A scene from the 2007 season satirizes the then-recent renaming of the Utah Jazz's Basketball Arena after a nuclear waste disposal company.

Saturday's Voyeur is an annual musical satire formerly produced by Salt Lake Acting Company (SLAC) in Salt Lake City, Utah, United States. Each year a new show is written to parody contemporary life, politics, and religion in Utah. Saturday's Voyeur was created in 1978 by Michael Buttars & Nancy Borgenicht. In 1990, Allen Nevins joined the team writing team, and continued to co-write the show each year with Borgenicht. The pair opted to take Saturday's Voyeur from Salt Lake Acting Company in 1992 and 1993, but then returned to Salt Lake Acting Company the following year, where it remained until 2019.

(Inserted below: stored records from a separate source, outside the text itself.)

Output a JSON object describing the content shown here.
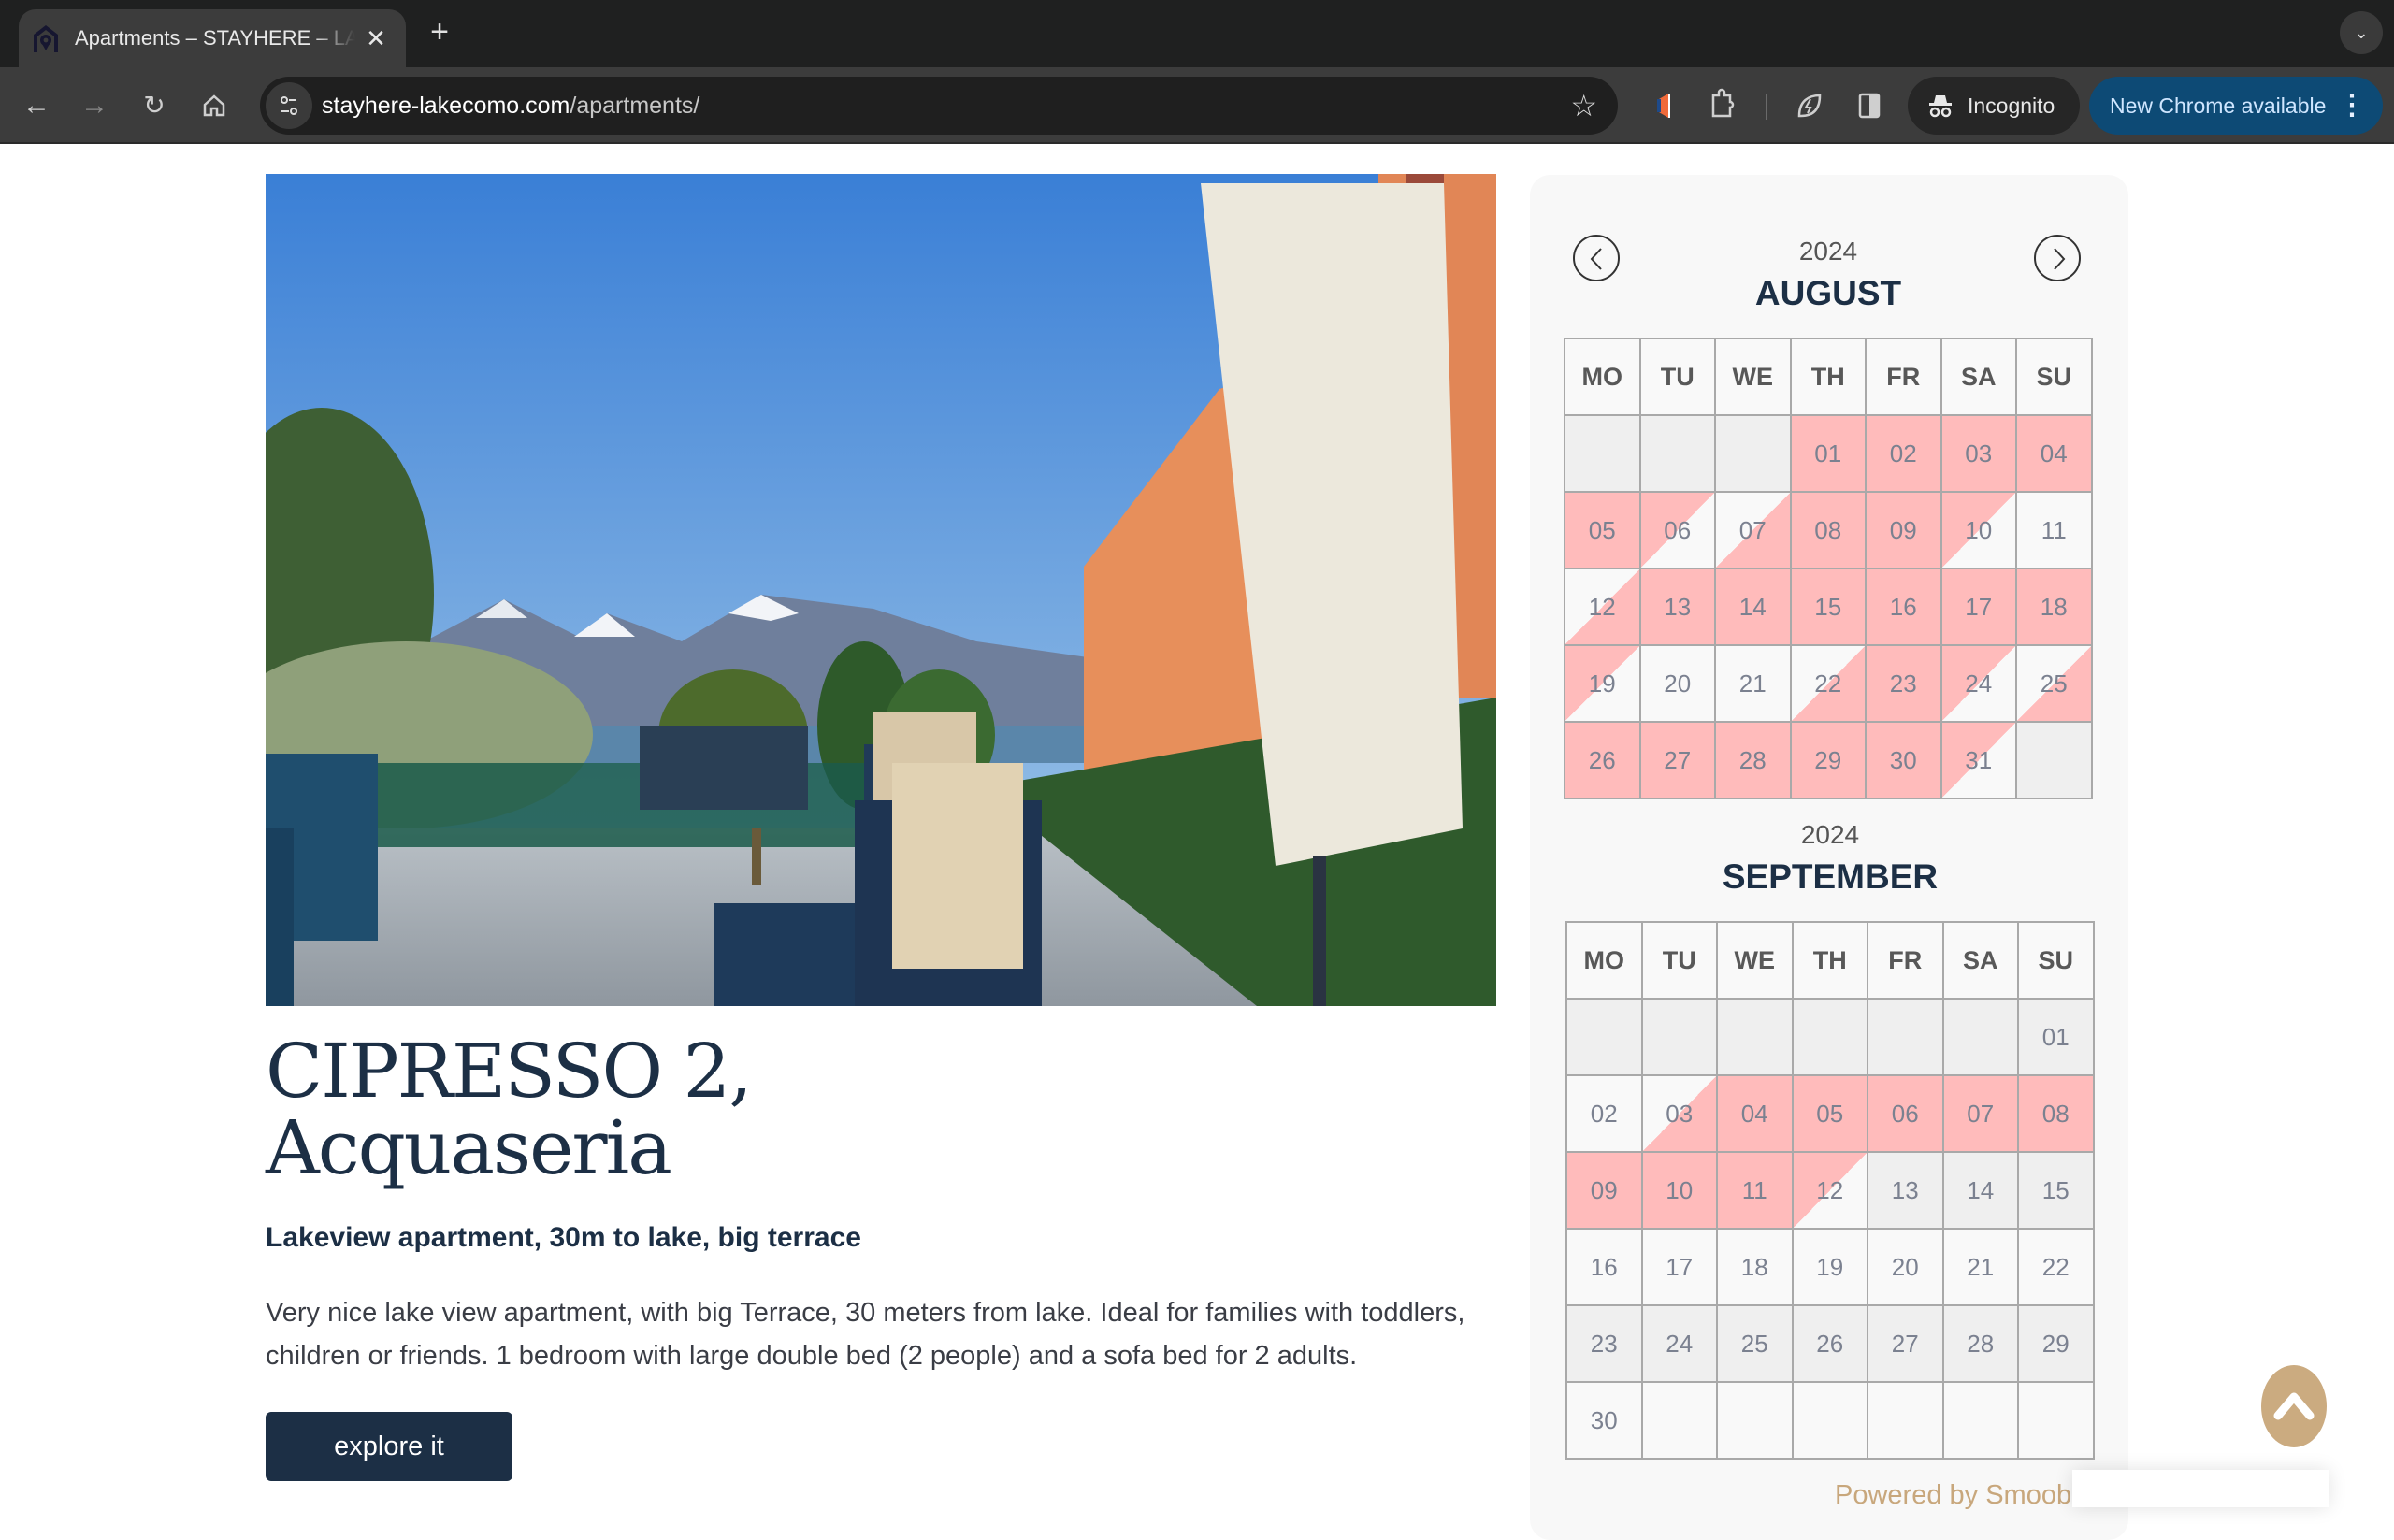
{
  "browser": {
    "tab_title": "Apartments – STAYHERE – LAKE COMO",
    "tab_close_icon": "close-icon",
    "new_tab_icon": "plus-icon",
    "tab_search_icon": "chevron-down-icon",
    "url_host": "stayhere-lakecomo.com",
    "url_path": "/apartments/",
    "incognito_label": "Incognito",
    "update_label": "New Chrome available",
    "menu_glyph": "⋮"
  },
  "listing": {
    "title_line1": "CIPRESSO 2,",
    "title_line2": "Acquaseria",
    "subtitle": "Lakeview apartment, 30m to lake, big terrace",
    "description": "Very nice lake view apartment, with big Terrace, 30 meters from lake. Ideal for families with toddlers, children or friends. 1 bedroom with large double bed (2 people) and a sofa bed for 2 adults.",
    "cta_label": "explore it",
    "photo_alt": "Terrace with chairs, table and lake & mountain view"
  },
  "calendar": {
    "weekdays": [
      "MO",
      "TU",
      "WE",
      "TH",
      "FR",
      "SA",
      "SU"
    ],
    "colors": {
      "booked": "#ffbbbb",
      "free": "#f9f9f9",
      "unavailable": "#efefef"
    },
    "months": [
      {
        "year": "2024",
        "name": "AUGUST",
        "weeks": [
          [
            {
              "d": "",
              "s": "empty"
            },
            {
              "d": "",
              "s": "empty"
            },
            {
              "d": "",
              "s": "empty"
            },
            {
              "d": "01",
              "s": "booked"
            },
            {
              "d": "02",
              "s": "booked"
            },
            {
              "d": "03",
              "s": "booked"
            },
            {
              "d": "04",
              "s": "booked"
            }
          ],
          [
            {
              "d": "05",
              "s": "booked"
            },
            {
              "d": "06",
              "s": "checkout"
            },
            {
              "d": "07",
              "s": "checkin"
            },
            {
              "d": "08",
              "s": "booked"
            },
            {
              "d": "09",
              "s": "booked"
            },
            {
              "d": "10",
              "s": "checkout"
            },
            {
              "d": "11",
              "s": "free"
            }
          ],
          [
            {
              "d": "12",
              "s": "checkin"
            },
            {
              "d": "13",
              "s": "booked"
            },
            {
              "d": "14",
              "s": "booked"
            },
            {
              "d": "15",
              "s": "booked"
            },
            {
              "d": "16",
              "s": "booked"
            },
            {
              "d": "17",
              "s": "booked"
            },
            {
              "d": "18",
              "s": "booked"
            }
          ],
          [
            {
              "d": "19",
              "s": "checkout"
            },
            {
              "d": "20",
              "s": "free"
            },
            {
              "d": "21",
              "s": "free"
            },
            {
              "d": "22",
              "s": "checkin"
            },
            {
              "d": "23",
              "s": "booked"
            },
            {
              "d": "24",
              "s": "checkout"
            },
            {
              "d": "25",
              "s": "checkin"
            }
          ],
          [
            {
              "d": "26",
              "s": "booked"
            },
            {
              "d": "27",
              "s": "booked"
            },
            {
              "d": "28",
              "s": "booked"
            },
            {
              "d": "29",
              "s": "booked"
            },
            {
              "d": "30",
              "s": "booked"
            },
            {
              "d": "31",
              "s": "checkout"
            },
            {
              "d": "",
              "s": "empty"
            }
          ]
        ]
      },
      {
        "year": "2024",
        "name": "SEPTEMBER",
        "weeks": [
          [
            {
              "d": "",
              "s": "empty"
            },
            {
              "d": "",
              "s": "empty"
            },
            {
              "d": "",
              "s": "empty"
            },
            {
              "d": "",
              "s": "empty"
            },
            {
              "d": "",
              "s": "empty"
            },
            {
              "d": "",
              "s": "empty"
            },
            {
              "d": "01",
              "s": "unavailable"
            }
          ],
          [
            {
              "d": "02",
              "s": "free"
            },
            {
              "d": "03",
              "s": "checkin"
            },
            {
              "d": "04",
              "s": "booked"
            },
            {
              "d": "05",
              "s": "booked"
            },
            {
              "d": "06",
              "s": "booked"
            },
            {
              "d": "07",
              "s": "booked"
            },
            {
              "d": "08",
              "s": "booked"
            }
          ],
          [
            {
              "d": "09",
              "s": "booked"
            },
            {
              "d": "10",
              "s": "booked"
            },
            {
              "d": "11",
              "s": "booked"
            },
            {
              "d": "12",
              "s": "checkout"
            },
            {
              "d": "13",
              "s": "unavailable"
            },
            {
              "d": "14",
              "s": "unavailable"
            },
            {
              "d": "15",
              "s": "unavailable"
            }
          ],
          [
            {
              "d": "16",
              "s": "free"
            },
            {
              "d": "17",
              "s": "free"
            },
            {
              "d": "18",
              "s": "free"
            },
            {
              "d": "19",
              "s": "free"
            },
            {
              "d": "20",
              "s": "free"
            },
            {
              "d": "21",
              "s": "free"
            },
            {
              "d": "22",
              "s": "free"
            }
          ],
          [
            {
              "d": "23",
              "s": "unavailable"
            },
            {
              "d": "24",
              "s": "unavailable"
            },
            {
              "d": "25",
              "s": "unavailable"
            },
            {
              "d": "26",
              "s": "unavailable"
            },
            {
              "d": "27",
              "s": "unavailable"
            },
            {
              "d": "28",
              "s": "unavailable"
            },
            {
              "d": "29",
              "s": "unavailable"
            }
          ],
          [
            {
              "d": "30",
              "s": "free"
            },
            {
              "d": "",
              "s": "free"
            },
            {
              "d": "",
              "s": "free"
            },
            {
              "d": "",
              "s": "free"
            },
            {
              "d": "",
              "s": "free"
            },
            {
              "d": "",
              "s": "free"
            },
            {
              "d": "",
              "s": "free"
            }
          ]
        ]
      }
    ],
    "powered_by": "Powered by Smoob"
  }
}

The name Saturday's Voyeur is itself a parody of the production Saturday's Warrior, by Lex de Azevedo. With the Church of Jesus Christ of Latter-day Saints being prevalent in Utah culture it often becomes a dominant topic in the annual production. Poking fun at the doctrine, customs, and church figures of the religion through musical satire is used as comic relief for church members and non-members alike.

In July 2020, Salt Lake Acting Company announced it would no longer produce Saturday's Voyeur. Borgenicht and Nevins retain the rights to the property.